In my experience, those tasked with making such business-critical decisions about what size cloud provider to opt for are confronted with several opinions on the matter, often from sources with their own biases on the subject.
To my knowledge, there is only one overriding advantage of a large cloud provider, namely price. Whilst companies who build bigger data centres can drive down the unit price offering cost savings to customers, flexibility in the contract is usually compromised as a result.
With large cloud providers it is nigh on impossible to get a contractual change, let alone a contract that is designed specifically for the needs of individual businesses.
Due to the sheer levels of governance in place, even the smallest of changes remain impossible as the system does not allow for flexibility – they operate on a “this is our offer, take it or leave it” basis.
In the case of small providers, however, such requests go directly to those in a position to make them and an instant decision can be made – the option for flexibility is there, meaning that customers get a service that is suited to their needs rather than to the needs of the provider.
The extent of this inflexibility has the potential to lose business for large providers. Due to the high on boarding set up costs, large companies are even turning to the smaller providers for assistance.
They don’t want to turn business away and through partnering with more flexible and agile companies, are able to cater for customers who require a smaller, more flexible contract.
With cloud still in its infancy, customers are naturally very keen to see where their data is held and smaller providers are able to fulfil this wish.
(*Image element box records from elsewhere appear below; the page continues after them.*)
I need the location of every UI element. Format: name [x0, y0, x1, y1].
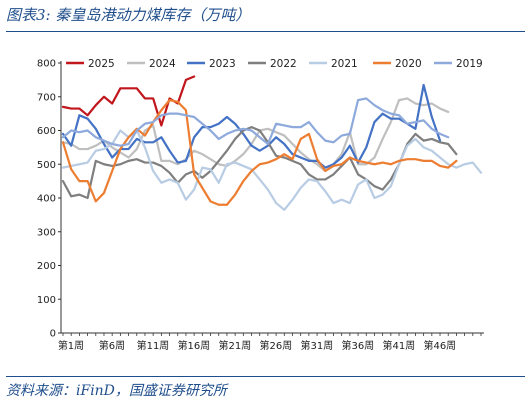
series-line-2020	[61, 99, 458, 206]
y-tick-label: 300	[37, 227, 56, 238]
x-tick-label: 第26周	[260, 339, 293, 352]
y-tick-label: 800	[37, 59, 56, 70]
title-divider	[6, 31, 525, 32]
x-tick-label: 第41周	[382, 339, 415, 352]
series-line-2024	[61, 97, 450, 173]
legend-label-2020: 2020	[395, 58, 422, 70]
source-note: 资料来源：iFinD，国盛证券研究所	[6, 383, 227, 399]
chart-title: 图表3: 秦皇岛港动力煤库存（万吨）	[6, 6, 251, 24]
x-tick-label: 第46周	[423, 339, 456, 352]
y-tick-label: 100	[37, 295, 56, 306]
series-line-2023	[61, 83, 442, 169]
legend-label-2025: 2025	[88, 58, 115, 70]
series-line-2022	[61, 126, 458, 200]
legend-label-2021: 2021	[331, 58, 358, 70]
source-divider	[6, 376, 525, 377]
series-line-2019	[61, 97, 450, 147]
x-tick-label: 第31周	[301, 339, 334, 352]
legend-label-2023: 2023	[209, 58, 236, 70]
legend-label-2024: 2024	[149, 58, 176, 70]
x-tick-label: 第11周	[137, 339, 170, 352]
x-tick-label: 第6周	[99, 339, 125, 352]
x-tick-label: 第36周	[341, 339, 374, 352]
legend-label-2022: 2022	[270, 58, 297, 70]
x-tick-label: 第21周	[219, 339, 252, 352]
y-tick-label: 700	[37, 92, 56, 103]
y-tick-label: 0	[50, 329, 56, 340]
legend-label-2019: 2019	[456, 58, 483, 70]
x-tick-label: 第1周	[58, 339, 84, 352]
x-tick-label: 第16周	[178, 339, 211, 352]
y-tick-label: 600	[37, 126, 56, 137]
y-tick-label: 200	[37, 261, 56, 272]
y-tick-label: 500	[37, 160, 56, 171]
y-tick-label: 400	[37, 194, 56, 205]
By opting for a smaller provider, customers can visit the data centre, see firsthand the security checks and backups in place and reassure themselves that their business critical data is in safe hands.
This type of personal interaction is simply not possible with large providers such as Google, Microsoft or Amazon who would be overrun if such a service was available.
Whilst you may feel your data is fully protected by opting for a large well known provider, nothing is more reassuring than visiting a data centre ahead of signing and seeing the exact location of your data – a very comforting option for those embracing the cloud for the first time and one that a smaller supplier can offer.
Due to their sheer scale, large data centres are prone to suffering what are often debilitating outages, leaving customers stranded and their data in jeopardy.
There comes a point where data centres become too complicated for things like DR rehearsal and testing to be carried out. With smaller data centres, however, it is not beyond the capabilities of the IT staff to fully understand what is going on and to plan for all sorts of scenarios.
In order for the data centre to run efficiently, it is vital for those in control to ascertain potential risk and deploy disaster recovery plans if needed. This risk assessment and crisis scenario process becomes all the more complex with larger data centres and often results in unexpected and unplanned outages.
In short, size really does matter when it comes to the cloud. Whilst on the face of it larger players may offer you a competitive price, the reality is that the backbones of the contract will leave you tied into a stringent situation.
When opting for a hosted solution, it is imperative that you understand where your data is held, right down to the individual rack, an opportunity that is usually only available with the smaller providers.